La Guinée durcit son cadre réglementaire applicable au secteur minier. Les autorités exigent désormais des sociétés minières qu’elles rapatrient entre 60 % et 70 % de leurs recettes d’exportation via les banques locales, contre 50 % auparavant.
Cette mesure a été présentée aux opérateurs lors d’une réunion tenue le 31 mars sous la conduite du ministre des Mines et de la Géologie, Bouna Sylla, sur instruction du président de la République.
Un encadrement renforcé des flux financiers
Au-delà du relèvement du seuil de rapatriement, le gouvernement introduit un ensemble de dispositions visant à mieux contrôler les flux financiers du secteur.
Les exportations devront désormais être soumises aux formalités DDI-DDE (déclaration d’intention d’exportation et déclaration d’exportation).

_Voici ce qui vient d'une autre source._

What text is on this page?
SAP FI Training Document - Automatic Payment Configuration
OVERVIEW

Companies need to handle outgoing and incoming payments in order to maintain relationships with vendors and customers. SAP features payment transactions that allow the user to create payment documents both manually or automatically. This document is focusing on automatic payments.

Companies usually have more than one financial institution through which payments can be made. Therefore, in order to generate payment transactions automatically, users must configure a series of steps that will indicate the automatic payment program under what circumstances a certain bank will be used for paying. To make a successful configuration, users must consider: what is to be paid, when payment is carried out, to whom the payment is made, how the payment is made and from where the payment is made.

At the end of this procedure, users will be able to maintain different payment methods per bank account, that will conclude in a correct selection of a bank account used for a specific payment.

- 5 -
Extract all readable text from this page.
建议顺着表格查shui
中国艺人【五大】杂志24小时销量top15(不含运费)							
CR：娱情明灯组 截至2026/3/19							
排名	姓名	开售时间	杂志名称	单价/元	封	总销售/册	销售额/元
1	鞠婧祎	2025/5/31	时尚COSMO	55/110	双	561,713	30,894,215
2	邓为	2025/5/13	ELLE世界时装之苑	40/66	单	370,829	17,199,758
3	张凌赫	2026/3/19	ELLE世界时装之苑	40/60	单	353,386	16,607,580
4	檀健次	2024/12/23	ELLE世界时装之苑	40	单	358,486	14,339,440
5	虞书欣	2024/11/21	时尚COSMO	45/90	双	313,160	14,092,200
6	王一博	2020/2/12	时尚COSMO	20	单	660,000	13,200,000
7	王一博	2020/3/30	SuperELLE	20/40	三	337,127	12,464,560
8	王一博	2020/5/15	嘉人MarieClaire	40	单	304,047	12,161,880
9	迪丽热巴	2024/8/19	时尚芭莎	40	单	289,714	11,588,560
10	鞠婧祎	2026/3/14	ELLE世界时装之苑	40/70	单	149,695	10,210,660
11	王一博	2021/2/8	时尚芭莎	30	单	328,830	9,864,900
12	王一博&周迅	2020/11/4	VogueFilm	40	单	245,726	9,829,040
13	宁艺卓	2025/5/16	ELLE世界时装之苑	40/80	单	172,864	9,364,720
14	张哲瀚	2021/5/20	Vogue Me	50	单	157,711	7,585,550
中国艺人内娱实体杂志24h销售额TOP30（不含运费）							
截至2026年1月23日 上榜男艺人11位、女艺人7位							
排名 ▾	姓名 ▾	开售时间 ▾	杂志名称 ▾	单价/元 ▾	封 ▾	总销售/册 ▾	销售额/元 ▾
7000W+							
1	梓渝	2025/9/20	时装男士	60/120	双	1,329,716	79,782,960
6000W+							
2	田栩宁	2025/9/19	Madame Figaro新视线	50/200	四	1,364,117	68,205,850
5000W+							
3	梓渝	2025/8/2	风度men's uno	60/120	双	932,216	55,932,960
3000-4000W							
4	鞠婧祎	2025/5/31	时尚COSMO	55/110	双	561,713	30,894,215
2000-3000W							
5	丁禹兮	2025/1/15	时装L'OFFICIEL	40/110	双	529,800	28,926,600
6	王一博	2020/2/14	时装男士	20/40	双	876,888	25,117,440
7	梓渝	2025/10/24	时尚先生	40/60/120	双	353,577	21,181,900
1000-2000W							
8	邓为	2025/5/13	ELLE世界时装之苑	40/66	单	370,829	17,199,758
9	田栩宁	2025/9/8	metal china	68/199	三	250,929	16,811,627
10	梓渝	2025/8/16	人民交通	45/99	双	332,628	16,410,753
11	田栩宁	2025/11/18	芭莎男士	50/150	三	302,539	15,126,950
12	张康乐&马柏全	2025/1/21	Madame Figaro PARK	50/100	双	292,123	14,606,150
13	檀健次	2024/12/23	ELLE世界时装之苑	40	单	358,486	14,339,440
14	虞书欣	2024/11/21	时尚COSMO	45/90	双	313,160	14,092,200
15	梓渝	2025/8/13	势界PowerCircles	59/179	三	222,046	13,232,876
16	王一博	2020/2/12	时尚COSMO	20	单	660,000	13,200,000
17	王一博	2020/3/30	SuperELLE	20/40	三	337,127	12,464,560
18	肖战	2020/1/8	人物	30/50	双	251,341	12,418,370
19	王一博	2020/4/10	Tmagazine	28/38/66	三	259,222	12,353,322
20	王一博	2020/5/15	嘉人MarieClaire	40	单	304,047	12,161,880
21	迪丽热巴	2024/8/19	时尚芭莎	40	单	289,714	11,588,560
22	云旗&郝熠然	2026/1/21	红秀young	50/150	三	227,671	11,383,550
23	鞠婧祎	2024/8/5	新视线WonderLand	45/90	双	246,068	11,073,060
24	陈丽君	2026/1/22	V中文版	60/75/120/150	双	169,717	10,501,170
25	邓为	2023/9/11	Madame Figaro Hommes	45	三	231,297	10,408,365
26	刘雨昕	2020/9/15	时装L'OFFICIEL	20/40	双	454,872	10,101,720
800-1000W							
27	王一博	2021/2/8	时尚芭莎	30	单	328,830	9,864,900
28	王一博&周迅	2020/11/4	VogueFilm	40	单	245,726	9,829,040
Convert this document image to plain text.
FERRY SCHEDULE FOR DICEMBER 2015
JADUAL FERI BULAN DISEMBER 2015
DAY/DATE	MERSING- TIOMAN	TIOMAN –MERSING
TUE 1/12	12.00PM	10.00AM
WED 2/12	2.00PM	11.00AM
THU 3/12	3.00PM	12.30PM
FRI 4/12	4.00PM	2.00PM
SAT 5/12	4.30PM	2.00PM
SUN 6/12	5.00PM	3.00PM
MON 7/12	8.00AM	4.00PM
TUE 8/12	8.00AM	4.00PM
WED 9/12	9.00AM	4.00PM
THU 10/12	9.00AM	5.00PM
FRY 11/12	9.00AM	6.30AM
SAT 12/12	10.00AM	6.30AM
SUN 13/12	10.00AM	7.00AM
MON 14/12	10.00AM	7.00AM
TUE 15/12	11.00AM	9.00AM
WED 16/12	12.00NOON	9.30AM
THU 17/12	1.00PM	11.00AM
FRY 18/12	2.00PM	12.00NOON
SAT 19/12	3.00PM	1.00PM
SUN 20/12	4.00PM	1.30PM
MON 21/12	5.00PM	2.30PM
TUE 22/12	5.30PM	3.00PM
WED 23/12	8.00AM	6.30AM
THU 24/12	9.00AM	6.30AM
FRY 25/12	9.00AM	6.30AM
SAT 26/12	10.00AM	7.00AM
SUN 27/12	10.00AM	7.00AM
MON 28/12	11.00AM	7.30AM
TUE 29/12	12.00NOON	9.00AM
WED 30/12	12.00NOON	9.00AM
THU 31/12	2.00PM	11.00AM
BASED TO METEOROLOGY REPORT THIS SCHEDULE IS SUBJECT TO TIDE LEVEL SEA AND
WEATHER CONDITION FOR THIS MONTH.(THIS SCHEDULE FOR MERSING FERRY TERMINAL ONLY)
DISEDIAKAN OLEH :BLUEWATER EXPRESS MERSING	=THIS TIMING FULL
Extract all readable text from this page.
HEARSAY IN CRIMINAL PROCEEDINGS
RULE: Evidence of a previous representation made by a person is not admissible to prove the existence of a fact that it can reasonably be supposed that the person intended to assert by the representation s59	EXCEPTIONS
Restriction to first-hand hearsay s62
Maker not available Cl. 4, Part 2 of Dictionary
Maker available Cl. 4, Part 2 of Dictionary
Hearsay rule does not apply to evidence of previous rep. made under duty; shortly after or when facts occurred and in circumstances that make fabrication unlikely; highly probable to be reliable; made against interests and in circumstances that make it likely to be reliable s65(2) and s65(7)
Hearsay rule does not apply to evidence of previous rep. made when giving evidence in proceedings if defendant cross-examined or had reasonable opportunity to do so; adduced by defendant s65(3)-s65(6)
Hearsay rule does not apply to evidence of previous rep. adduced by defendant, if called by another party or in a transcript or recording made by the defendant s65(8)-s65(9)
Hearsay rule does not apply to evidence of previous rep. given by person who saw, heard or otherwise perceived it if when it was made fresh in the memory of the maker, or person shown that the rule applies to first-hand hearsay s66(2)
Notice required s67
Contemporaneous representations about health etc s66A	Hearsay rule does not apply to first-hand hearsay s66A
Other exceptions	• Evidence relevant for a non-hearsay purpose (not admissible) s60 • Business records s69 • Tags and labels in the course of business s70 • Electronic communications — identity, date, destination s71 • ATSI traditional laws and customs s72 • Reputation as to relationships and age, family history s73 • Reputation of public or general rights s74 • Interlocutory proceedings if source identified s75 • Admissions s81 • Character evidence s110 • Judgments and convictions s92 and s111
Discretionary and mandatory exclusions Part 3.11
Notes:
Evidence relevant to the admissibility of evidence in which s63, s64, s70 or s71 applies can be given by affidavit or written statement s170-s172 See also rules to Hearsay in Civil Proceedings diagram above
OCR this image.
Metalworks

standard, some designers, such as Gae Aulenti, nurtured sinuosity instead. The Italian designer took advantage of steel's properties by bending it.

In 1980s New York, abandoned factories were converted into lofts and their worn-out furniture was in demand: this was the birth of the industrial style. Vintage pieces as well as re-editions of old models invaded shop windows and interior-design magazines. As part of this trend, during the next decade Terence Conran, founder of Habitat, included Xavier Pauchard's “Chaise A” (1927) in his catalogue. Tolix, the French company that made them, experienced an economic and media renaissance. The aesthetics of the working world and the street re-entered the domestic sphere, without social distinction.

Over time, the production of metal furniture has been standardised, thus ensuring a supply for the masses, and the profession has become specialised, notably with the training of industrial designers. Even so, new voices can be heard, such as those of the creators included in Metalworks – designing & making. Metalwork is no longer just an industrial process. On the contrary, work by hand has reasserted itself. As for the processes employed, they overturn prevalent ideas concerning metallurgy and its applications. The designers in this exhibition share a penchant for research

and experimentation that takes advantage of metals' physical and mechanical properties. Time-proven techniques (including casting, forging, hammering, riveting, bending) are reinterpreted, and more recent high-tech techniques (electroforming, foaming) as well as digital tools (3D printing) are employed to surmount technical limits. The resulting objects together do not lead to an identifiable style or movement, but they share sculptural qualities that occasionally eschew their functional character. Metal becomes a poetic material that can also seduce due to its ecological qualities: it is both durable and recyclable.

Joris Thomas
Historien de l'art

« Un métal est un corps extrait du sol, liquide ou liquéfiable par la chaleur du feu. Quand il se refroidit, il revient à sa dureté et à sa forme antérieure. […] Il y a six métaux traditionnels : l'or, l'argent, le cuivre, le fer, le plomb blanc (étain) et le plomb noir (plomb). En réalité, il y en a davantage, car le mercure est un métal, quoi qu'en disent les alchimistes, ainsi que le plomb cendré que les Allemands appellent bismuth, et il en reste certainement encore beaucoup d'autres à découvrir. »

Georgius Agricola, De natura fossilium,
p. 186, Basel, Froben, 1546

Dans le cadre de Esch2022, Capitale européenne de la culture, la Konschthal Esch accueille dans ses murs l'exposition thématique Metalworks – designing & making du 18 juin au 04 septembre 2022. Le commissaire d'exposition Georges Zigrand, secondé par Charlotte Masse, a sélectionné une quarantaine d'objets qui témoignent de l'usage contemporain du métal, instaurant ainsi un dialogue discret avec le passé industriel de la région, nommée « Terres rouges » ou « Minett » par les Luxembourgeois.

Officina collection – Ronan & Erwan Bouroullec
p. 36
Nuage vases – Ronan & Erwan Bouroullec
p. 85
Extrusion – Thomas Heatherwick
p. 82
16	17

Les dépenses d’exploitation devront transiter par les banques locales, tandis que les achats effectués sur le territoire devront être réglés en devises.
L’objectif est double : renforcer les réserves de change de la Banque centrale de la République de Guinée (BCRG) et améliorer la traçabilité des flux financiers issus de l’activité minière, pilier de l’économie nationale.
Une mise en œuvre encore incertaine
Malgré un cadre déjà existant, les autorités constatent que le seuil de 50 % de rapatriement n’est pas encore respecté par l’ensemble des opérateurs.
Pour Bouna Sylla, le contexte international actuel — marqué par des tensions géopolitiques et des pressions économiques — rend nécessaire une mobilisation accrue des ressources en devises pour soutenir le financement du développement.
Des préoccupations du secteur privé
Les sociétés minières ont pris acte de ces nouvelles orientations, tout en exprimant plusieurs préoccupations. Parmi les points soulevés figurent les délais de remboursement des crédits de TVA, le suivi des cargaisons exportées et les contraintes liées aux engagements contractuels existants.
La ministre de l’Économie et des Finances, Mariama Ciré Sylla, a indiqué que des mesures sont en cours pour accélérer le traitement des crédits de TVA et digitaliser les procédures administratives.
Vers un cadre concerté d’application
La mise en œuvre opérationnelle des nouvelles dispositions devrait faire l’objet d’une concertation entre les autorités, la Banque centrale et les représentants du secteur, notamment la Chambre des mines.
L’enjeu pour l’État est de renforcer la captation des devises issues de l’exploitation minière, dans un contexte de dépendance accrue aux ressources naturelles, tout en préservant l’attractivité du secteur pour les investisseurs internationaux.